IBM salesmen had a base salary and an annual quota. To get the full base salary they had to meet the quota, but if they exceeded their quota they were compensated at a much higher rate. Now, the System/360 project had been kept secret, but at the beginning of 1964 the salesmen were all given quotas substantially larger than what they’d had in 1963, I think he said about twice as high, and there was a lot of grumbling from the sales force. Then in April the System/360 was announced, and most of the salesmen had made their new, higher quotas by June. So they went from very unhappy at the beginning of the year to quite pleased and wealthy by the end of it. Technical staff like my father were given a two week technical briefing right before the announcement.

The System/360 model 30 of course by default ran System/360 programs, but you could change the microcode and it would run programs written for the 1401, IBM’s previous line of business computers. Technology had progressed so far that it ran 1401 programs twice as fast as an actual 1401. Our neighbor across the street in San Jose worked for a competitor that made what we’d now call 1401 “clones”, and he was quite discouraged when he found out how fast the model 30 was. (Erick and Hans probably remember this neighbor’s son, Eddie Baker “Snake”, who was about our age.)

One of the customers my father worked with had a set of 1401s that they were looking to replace with 360-30s, but their 1401s had been purchased with what’s called an RPQ (Request Price Quote, I think) that added a special instruction to the hardware. (Yes, in those days you could pay extra and get a modified instruction set for your computer.) The standard 1401 emulation code didn’t support that instruction, of course, so IBM flew in their microcode expert to see what could be done.

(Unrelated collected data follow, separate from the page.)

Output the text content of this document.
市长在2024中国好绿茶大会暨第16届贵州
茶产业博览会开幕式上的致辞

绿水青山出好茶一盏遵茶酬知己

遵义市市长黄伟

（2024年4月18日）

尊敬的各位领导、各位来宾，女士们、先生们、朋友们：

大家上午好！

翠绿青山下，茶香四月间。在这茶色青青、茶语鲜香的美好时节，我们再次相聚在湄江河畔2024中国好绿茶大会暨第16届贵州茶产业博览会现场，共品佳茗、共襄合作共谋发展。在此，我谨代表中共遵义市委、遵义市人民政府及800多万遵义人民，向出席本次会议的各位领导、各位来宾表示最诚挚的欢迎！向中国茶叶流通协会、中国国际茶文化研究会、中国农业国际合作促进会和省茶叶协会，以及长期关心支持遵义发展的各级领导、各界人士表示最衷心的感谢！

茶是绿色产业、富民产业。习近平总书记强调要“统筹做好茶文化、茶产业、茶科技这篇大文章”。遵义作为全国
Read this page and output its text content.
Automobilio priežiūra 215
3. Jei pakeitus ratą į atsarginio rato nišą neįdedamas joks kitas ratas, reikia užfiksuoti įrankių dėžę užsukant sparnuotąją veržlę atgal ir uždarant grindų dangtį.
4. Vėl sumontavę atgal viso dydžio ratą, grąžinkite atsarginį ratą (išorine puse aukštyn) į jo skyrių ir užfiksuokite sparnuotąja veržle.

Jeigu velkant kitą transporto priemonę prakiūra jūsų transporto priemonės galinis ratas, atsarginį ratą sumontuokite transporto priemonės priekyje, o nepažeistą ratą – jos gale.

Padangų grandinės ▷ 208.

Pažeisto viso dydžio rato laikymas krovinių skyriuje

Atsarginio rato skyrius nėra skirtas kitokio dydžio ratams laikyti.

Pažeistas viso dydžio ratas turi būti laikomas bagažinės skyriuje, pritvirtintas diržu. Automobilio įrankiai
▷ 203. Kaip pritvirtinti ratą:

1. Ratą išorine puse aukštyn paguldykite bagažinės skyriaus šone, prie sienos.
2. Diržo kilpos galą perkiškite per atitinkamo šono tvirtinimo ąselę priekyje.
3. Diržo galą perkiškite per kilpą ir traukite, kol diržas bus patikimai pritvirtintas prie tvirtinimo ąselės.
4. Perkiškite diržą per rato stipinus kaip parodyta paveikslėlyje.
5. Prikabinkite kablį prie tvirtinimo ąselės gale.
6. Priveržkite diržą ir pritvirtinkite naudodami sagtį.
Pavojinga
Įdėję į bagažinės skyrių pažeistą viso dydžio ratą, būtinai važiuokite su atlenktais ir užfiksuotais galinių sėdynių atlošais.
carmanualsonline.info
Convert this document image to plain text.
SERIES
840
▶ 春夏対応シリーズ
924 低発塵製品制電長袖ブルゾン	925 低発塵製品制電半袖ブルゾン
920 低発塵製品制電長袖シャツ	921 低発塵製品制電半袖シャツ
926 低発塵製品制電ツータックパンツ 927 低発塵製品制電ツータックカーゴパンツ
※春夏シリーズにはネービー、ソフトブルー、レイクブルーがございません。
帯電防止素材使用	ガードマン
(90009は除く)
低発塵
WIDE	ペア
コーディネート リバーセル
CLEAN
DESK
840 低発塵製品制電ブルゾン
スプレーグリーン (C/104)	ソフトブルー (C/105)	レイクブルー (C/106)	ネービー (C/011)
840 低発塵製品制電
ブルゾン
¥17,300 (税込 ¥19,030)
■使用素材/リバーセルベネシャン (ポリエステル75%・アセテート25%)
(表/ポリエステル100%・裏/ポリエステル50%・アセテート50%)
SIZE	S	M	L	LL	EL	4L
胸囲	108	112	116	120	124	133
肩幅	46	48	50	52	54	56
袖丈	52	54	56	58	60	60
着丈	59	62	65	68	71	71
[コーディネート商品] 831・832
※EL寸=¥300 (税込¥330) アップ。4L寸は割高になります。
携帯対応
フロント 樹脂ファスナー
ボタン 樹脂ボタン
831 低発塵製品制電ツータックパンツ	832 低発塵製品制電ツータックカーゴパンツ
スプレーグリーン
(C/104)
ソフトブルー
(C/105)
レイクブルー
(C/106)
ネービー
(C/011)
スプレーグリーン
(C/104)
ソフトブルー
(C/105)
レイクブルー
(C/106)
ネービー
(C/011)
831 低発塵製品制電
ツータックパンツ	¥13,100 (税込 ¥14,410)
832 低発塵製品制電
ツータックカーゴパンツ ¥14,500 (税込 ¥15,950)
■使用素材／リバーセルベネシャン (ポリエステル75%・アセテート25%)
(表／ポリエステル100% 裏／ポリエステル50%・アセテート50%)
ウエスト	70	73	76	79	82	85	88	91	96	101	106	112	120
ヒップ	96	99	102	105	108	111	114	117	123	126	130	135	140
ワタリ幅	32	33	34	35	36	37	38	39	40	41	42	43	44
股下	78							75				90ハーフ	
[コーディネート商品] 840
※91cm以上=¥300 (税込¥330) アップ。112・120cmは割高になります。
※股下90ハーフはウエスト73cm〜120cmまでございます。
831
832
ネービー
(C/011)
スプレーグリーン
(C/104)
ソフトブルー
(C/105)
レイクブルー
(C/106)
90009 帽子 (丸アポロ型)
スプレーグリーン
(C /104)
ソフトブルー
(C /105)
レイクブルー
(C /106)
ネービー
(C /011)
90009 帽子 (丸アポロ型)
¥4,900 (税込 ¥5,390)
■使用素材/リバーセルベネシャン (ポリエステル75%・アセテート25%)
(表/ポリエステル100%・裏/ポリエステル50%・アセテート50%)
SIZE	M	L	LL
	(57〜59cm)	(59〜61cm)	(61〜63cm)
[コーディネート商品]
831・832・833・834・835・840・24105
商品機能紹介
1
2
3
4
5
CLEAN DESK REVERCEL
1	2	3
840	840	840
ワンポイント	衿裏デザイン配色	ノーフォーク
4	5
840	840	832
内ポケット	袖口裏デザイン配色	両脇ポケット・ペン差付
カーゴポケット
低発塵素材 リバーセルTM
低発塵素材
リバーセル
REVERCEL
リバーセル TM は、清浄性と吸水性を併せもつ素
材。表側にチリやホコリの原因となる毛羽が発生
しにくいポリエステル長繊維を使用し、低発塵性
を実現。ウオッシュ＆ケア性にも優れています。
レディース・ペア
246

He asked what the instruction operation code was, so they told him, and then he sat down with some paper and did a bunch of calculating and then said, “If you do that it should rewind the tape drive and unload the tape.” “Yes,” my father said, “that’s what happens.” “Well, what do they want it to do?” So they told him, and he did some more calculations, then pulled out some blank, copper-clad punch cards (that was what the microcode was stored on) and a hole punch, punched some holes in a handful of cards, used the new cards to replace some of the ones in the computer, and said, “Now try it.” They did, and everything ran just like they wanted it to.